Prof. Dr. Talip Küçükcan: 40 bin insanımızı katleden bu örgütü hiç eleştirmeden devletin mücadelesini eleştirmek akademisyenlik olamaz. Bildiri diline baktığımızda bir tane örgütü eleştiren bir şey yok. Dünya üzerinde DEAŞ'la mücadele eden devletleri göz önüne alalım. Hiçbir ülkede akademisyenler çıkıpta devletine neden DEAŞ'la mücadele ediyorsun diye bir bildiri yayınladı mı? Fransa'da teröre yönelik uygulanan mücadele bir akademisyen tarafından eleştirildi mi? Bu mücadele yanlış denildi mi? Akademisyenlerimiz çıkıp devletin mücadelesine kıyım diye bahsetmişler. Burada ne özgürlük ne demokrasi bununla alakası yok, bu tam anlamı ile örgütün yaptığına onay ve üstü kapalı örgüt propagandası. Bir akademisyen böyle bir metnin altına imza atamaz. Bu bir örgüt taktiği. Söylemek istedikleri şeyleri akademisyenler, gazeteciler aracılığıyla söylerler.

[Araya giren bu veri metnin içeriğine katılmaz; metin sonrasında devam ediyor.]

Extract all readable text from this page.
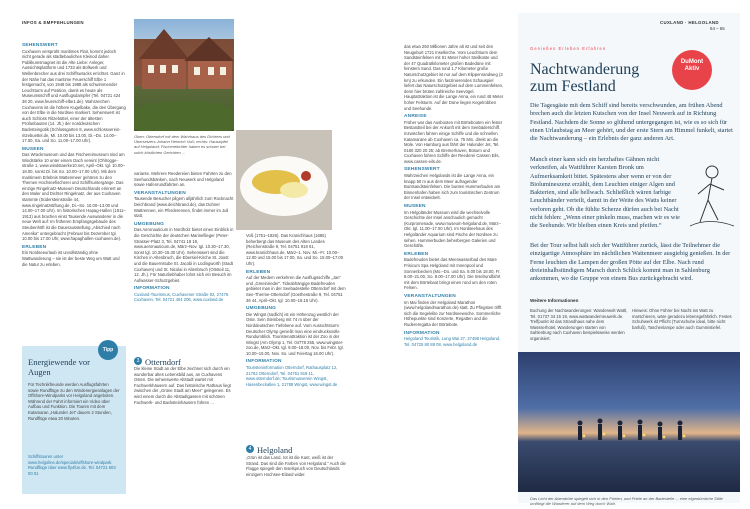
INFOS & EMPFEHLUNGEN
SEHENSWERT
Cuxhaven versprüht maritimes Flair, kommt jedoch nicht gerade als städtebauliches Kleinod daher. Publikumsmagnet ist die Alte Liebe: Anleger, Aussichtsplattform und 1733 als Bollwerk und Wellenbrecher aus drei Schiffswracks errichtet. Ganz in der Nähe hat das maritime Feuerschiff Elbe 1 festgemacht, von 1948 bis 1988 als schwimmender Leuchtturm auf Position, damit es heute als Museumsschiff und Ausflugsdampfer (Tel. 04721 424 38 20, www.feuerschiff-elbe1.de). Wahrzeichen Cuxhavens ist die höhere Kugelbake, die den Übergang von der Elbe in die Nordsee markiert. Sehenswert ist auch Schloss Ritzebüttel, einer der ältesten Profanbauten (14. Jh.) der norddeutschen Backsteingotik (Schlossgarten 8, www.schlossverein-ritzebuettel.de, Mi. 10.00 bis 13.00, Di.–Do. 14.00–17.00, Sa. und So. 11.00–17.00 Uhr).
MUSEEN
Das Wrackmuseum und das Fischereimuseum sind am Windstärke 10 unter einem Dach vereint (Ohlrogge-straße 1, www.windstaerke10.net, April–Okt. tgl. 10.00–18.00, sonst Di. bis So. 10.00–17.00 Uhr). Mit dem maritimem Erlebnis Wattenmeer gehören zu den Themen Hochseefischerei und Schiffsuntergänge. Das einzige Ringelnatz-Museum Deutschlands erinnert an den Maler und Dichter Ringelnatz, der aus Cuxhaven stammte (Südersteinstraße 44, www.ringelnatzstiftung.de, Di.–So. 10.00–13.00 und 14.00–17.00 Uhr). Im historischen Hapag-Hallen (1911–1913) aus brachen einst Tausende Auswanderer in die neue Welt auf: Im früheren Empfangsgebäude des Steubenhöft ist die Dauerausstellung „Abschied nach Amerika“ untergebracht (Februar bis Dezember tgl. 10.00 bis 17.00 Uhr, www.hapaghallen-cuxhaven.de).
ERLEBEN
Ein Nordseeurlaub ist unvollständig ohne Wattwanderung – sie ist der beste Weg um Watt und die Natur zu erleben.
Tipp
Energiewende vor Augen
Für Technikfreunde werden Ausflugsfahrten sowie Rundflüge zu den Windenergieanlagen der Offshore-Windparks vor Helgoland angeboten. Während der Fahrt informiert ein Video über Aufbau und Funktion. Die Touren mit dem Katamaran „Halunder Jet“ dauern 2 Stunden, Rundflüge etwa 20 Minuten.
Schiffstouren unter www.helgoline.de/specials/offshore-windpark. Rundflüge über www.fly4fun.de, Tel. 04721 603 00 01
Oben: Otterndorf mit dem Wahrhaus des Dichters und Übersetzers Johann Heinrich Voß; rechts: Hauszipfel auf Helgoland; Fischereibröter haben es schwer bei solch köstlichen Gerichten ...
variante. Mehrere Reedereien bieten Fahrten zu den Seehundsbänken, nach Neuwerk und Helgoland sowie Hafenrundfahrten an.
VERANSTALTUNGEN
Tausende Besucher pilgern alljährlich zum Rocknacht Deichbrand (www.deichbrand.de), das Duhner Wattrennen, ein Pferderennen, findet immer im Juli statt.
UMGEBUNG
Das Aeronauticum in Nordholz bietet einen Einblick in die Geschichte der deutschen Marineflieger (Peter-Strasser-Platz 3, Tel. 04741 18 19, www.aeronauticum.de, März–Nov. tgl. 10.30–17.30, sonst tgl. 10.30–15.30 Uhr). Sehenswert sind die Kirchen in Altenbruch, die Ebersiel-Kirche St. Joost und die Bauernstube St. Jacobi in Lüdingworth (Stadt Cuxhaven) und St. Nicolai in Altenbruch (Ortsteil 11, 12. Jh.). Für Naturliebhaber lohnt sich ein Besuch im Aufwasser-Schutzgebiet.
INFORMATION
Cuxland-Tourismus, Cuxhavener Straße 92, 27476 Cuxhaven, Tel. 04721 404 206, www.cuxland.de
3 Otterndorf
Die kleine Stadt an der Elbe zeichnet sich durch ein wunderbar altes Lebensbild aus, an Cuxhavens Osten. Die sehenswerte Altstadt wartet mit Fachwerkhäusern auf. Das historische Rathaus liegt zwischen der „Grüne Stadt am Meer“ gelegenen. Es wird einem durch die Altstadtgassen mit schönen Fachwerk- und Backsteinhäusern führen ...
Voß (1751–1826). Das Kranichhaus (1685) beherbergt das Museum des Alten Landes (Reichenstraße 9, Tel. 04751 919 61, www.kranichhaus.de, März–1. Nov. Mi.–Fr. 10.00–12.00 und 15.00 bis 17.00, Sa. und So. 15.00–17.00 Uhr).
ERLEBEN
Auf der Medem verkehren die Ausflugsschiffe „Jan“ und „Gmeinrieder“. Tideabhängige Badefreuden gebietet man in der Seebadestelle Otterndorf mit dem See-Therme-Otterndorf (Goethestraße 9, Tel. 04751 36 44, April–Okt. tgl. 10.00–18.15 Uhr).
UMGEBUNG
Die Wingst (südlich) ist ein Höhenzug westlich der Oste. Sein Steinberg mit 74 m über der Norddeutschen Tiefebene auf. Vom Aussichtsturm Deutscher Olymp genießt man eine eindrucksvolle Rundumblick. Touristenattraktion ist der Zoo in der Wingst (Am Olymp 1, Tel. 04778 255, www.wingster-zoo.de, März–Okt. tgl. 9.00–18.00, Nov. bis Febr. tgl. 10.00–16.00, Nov. So. und Feiertag 16.00 Uhr).
INFORMATION
Touristeninformation Otterndorf, Rathausplatz 12, 21762 Otterndorf, Tel. 04751 919 11, www.otterndorf.de; Tourismusverein Wingst, Hasenbeckallee 1, 21789 Wingst, www.wingst.de
4 Helgoland
„Grün ist das Land, rot ist die Kant, weiß ist der Strand. Das sind die Farben von Helgoland.“ Auch die Flagge spiegelt den Inselspruch von Deutschlands einzigem Hochsee-Eiland wider.
das etwa 250 Millionen Jahre alt ist und seit den Neugeburt 1721 Inselkirche. Vom Leuchtturm dem Sandsteinfelsen mit 61 Meter hoher Steilküste und der 47 Quadratkilometer großen Badedüne mit feinstem Sand. Das rund 1,7 Kilometer große Naturschutzgebiet ist nur auf dem Klippenrandweg (3 km) zu erkunden. Ein faszinierendes Schauspiel liefert das Naturschutzgebiet auf dem Lummenfelsen, denn hier brüten zahlreiche Seevögel. Hauptattraktion ist die Lange Anna, ein rund 48 Meter hoher Felsturm. Auf der Düne liegen Kegelrobben und Seehunde.
ANREISE
Früher war das Ausbooten mit Börtebooten ein fester Bestandteil bei der Ankunft mit dem Seebäderschiff. Inzwischen fahren einige Schiffe und die schnellen Katamarane ab Cuxhaven ca. 75 Min. direkt an die Mole. Von Hamburg aus fährt der Halunder Jet, Tel. 0180 320 20 25; ab Bremerhaven, Büsum und Cuxhaven fahren Schiffe der Reederei Cassen Eils, www.cassen-eils.de.
SEHENSWERT
Wahrzeichen Helgolands ist die Lange Anna, ein knapp 50 m aus dem Meer aufragender Buntsandsteinfelsen. Die bunten Hummerbuden am Binnenhafen haben sich zum touristischen Zentrum der Insel entwickelt.
MUSEEN
Im Helgoländer Museum wird die wechselvolle Geschichte der Insel anschaulich gemacht (Kurpromenade, www.museum-helgoland.de, März–Okt. tgl. 11.00–17.00 Uhr). Im Nordseehaus des Helgoländer Aquarium sind Fische der Nordsee zu sehen. Hummerbuden beherbergen Galerien und Geschäfte.
ERLEBEN
Badefreuden bietet das Meerwasserbad des Mare Frisicum Spa Helgoland mit Innenpool und Sonnenbecken (Mo.–Do. und Sa. 8.00 bis 18.00, Fr. 8.00–21.00, So. 8.00–17.00 Uhr). Die Inselrundfahrt mit dem Börtebaot bringt einen rund um den roten Felsen.
VERANSTALTUNGEN
Im Mai finden der Helgoland Marathon (www.helgolandmarathon.de) statt. Zu Pfingsten trifft sich die Segelelite zur Nordseewoche. Sommerliche Höhepunkte sind Konzerte, Regatten und die Rudereregatta der Börtebote.
INFORMATION
Helgoland Touristik, Lung Wai 27, 27498 Helgoland, Tel. 04725 80 88 08, www.helgoland.de
CUXLAND · HELGOLAND
64 – 65
Genießen Erleben Erfahren
DuMont
Aktiv
Nachtwanderung zum Festland
Die Tagesgäste mit dem Schiff sind bereits verschwunden, am frühen Abend brechen auch die letzten Kutschen von der Insel Neuwerk auf in Richtung Festland. Nachdem die Sonne so glühend untergegangen ist, wie es so sich für einen Urlaubstag an Meer gehört, und der erste Stern am Himmel funkelt, startet die Nachtwanderung – ein Erlebnis der ganz anderen Art.
Manch einer kann sich ein herzhaftes Gähnen nicht verkneifen, als Wattführer Karsten Bronk um Aufmerksamkeit bittet. Spätestens aber wenn er von der Biolumineszenz erzählt, dem Leuchten einiger Algen und Bakterien, sind alle hellwach. Schließlich wären farbige Leuchtbänder verteilt, damit in der Weite des Watts keiner verloren geht. Ob die fühlte Scherze dürfen auch bei Nacht nicht fehlen: „Wenn einer pinkeln muss, machen wir es wie die Seehunde. Wir bleiben einen Kreis und pfeifen.“
Bei der Tour selbst hält sich der Wattführer zurück, lässt die Teilnehmer die einzigartige Atmosphäre im nächtlichen Wattenmeer ausgiebig genießen. In der Ferne leuchten die Lampen der großen Pötte auf der Elbe. Nach rund dreieinhalbstündigem Marsch durch Schlick kommt man in Sahlenburg ankommen, wo die Gruppe von einem Bus zurückgebracht wird.
Weitere Informationen
Buchung der Nachtwanderungen: Wanderwelt Wattl, Tel. 01737 34 15 19, www.wattwanderneuwerk.de. Treffpunkt ist das Strandhaus nahe dem Wassserhotel, Wanderungen starten von Sahlenburg nach Cuxhaven beispielsweise werden organisiert.
Hinweis: Ohne Führer bei Nacht ins Watt zu marschieren, wäre geradezu lebensgefährlich. Festes Schuhwerk ist Pflicht (Turnschuhe ideal, bitte nicht barfuß), Taschenlampe oder auch Gummistiefel.
Das Licht der Abendröte spiegelt sich in den Prielen, und Priele an der Badestelle ... eine eigentümliche Stille umfängt die Wanderer auf dem Weg durch Watt.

PKK'YI YASALLAŞTIRMA GİRİŞİMİ
MHP Genel Başkan Yardımcısı Prof. Dr. Kamil Aydın: Devletimizin yetkili organlarının mazlum insanların hayatlarını kurtarmak için yaptığı operasyonları savaş olarak nitelendirmeleri de bir suçtur. Savaş devletler arasında olur. Burada yapılan terör örgütlerine karşı bölge halkının kurtarılmasıdır. Bu bildiri PKK'yı yasallaştırma girişimidir. Bildirinin hem içeriği hem başlığı hem de Anayasa Mahkemesi tarafından kabul görmesi hukuki bir sıkıntıdır.

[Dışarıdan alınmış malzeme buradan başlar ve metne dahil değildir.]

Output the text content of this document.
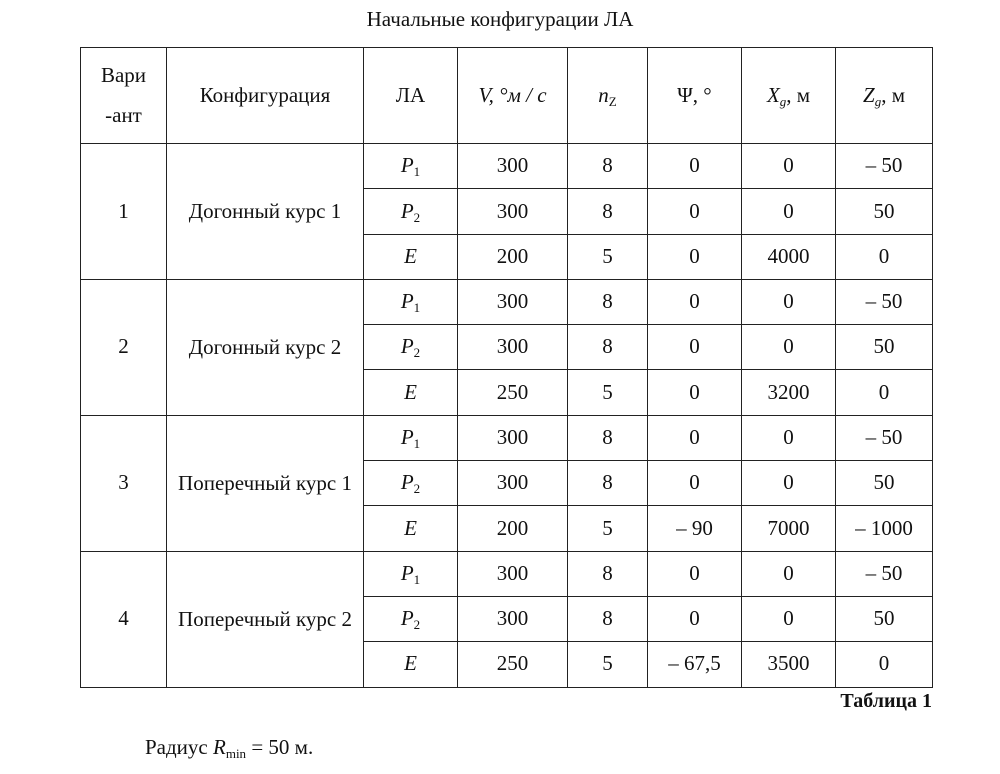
Начальные конфигурации ЛА
Вари -ант	Конфигурация	ЛА	V, °м / с	$n_Z$	Ψ, °	$X_g$, м	$Z_g$, м
1	Догонный курс 1	$P_1$	300	8	0	0	– 50
		$P_2$	300	8	0	0	50
		E	200	5	0	4000	0
2	Догонный курс 2	$P_1$	300	8	0	0	– 50
		$P_2$	300	8	0	0	50
		E	250	5	0	3200	0
3	Поперечный курс 1	$P_1$	300	8	0	0	– 50
		$P_2$	300	8	0	0	50
		E	200	5	– 90	7000	– 1000
4	Поперечный курс 2	$P_1$	300	8	0	0	– 50
		$P_2$	300	8	0	0	50
		E	250	5	– 67,5	3500	0
Таблица 1
Радиус $R_{min} = 50$ м.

HEDEF TÜRKİYE'Yİ DÜNYAYA ŞİKÂYET ETMEKTİ
Terör uzmanı Abdullah Ağar: Bildirinin hedefi köşeye sıkışan PKK'yı kurtarmak ve Türkiye'yi uluslarası araneda şikayet etmekti. Türkiye'nin başkaldırıya karşı başalttığı operasyondan 'insan hakları, özgürlük' gibi ifadelerle tarafları yanlarına çekerek kurtulmak istediler. Sözde savaş bildirisinde devletin PKK ablukasındaki Sur'a yaptığı operasyonlarda kurtarılan sivillerden, bahsedilmiyor. Devlet sivilleri vurmakla suçlanarak, "uluslararası sözleşmeler ile koruma altına alınmış olan tüm hak ve özgürlükleri ihlal etmektedir" denilerek uluslararası mahkemelere şikayet edilmeye çalışılıyor. Amaç bir dış gücün müdahale etmesi ve ülkezin bölünmesiydi. Buna mı izin verecektik? Tabi ki bu mümkün değil, bu yüzden meskun mahal operasyonları başladı. 793 şehit verdik, 4 bin gazimiz oldu.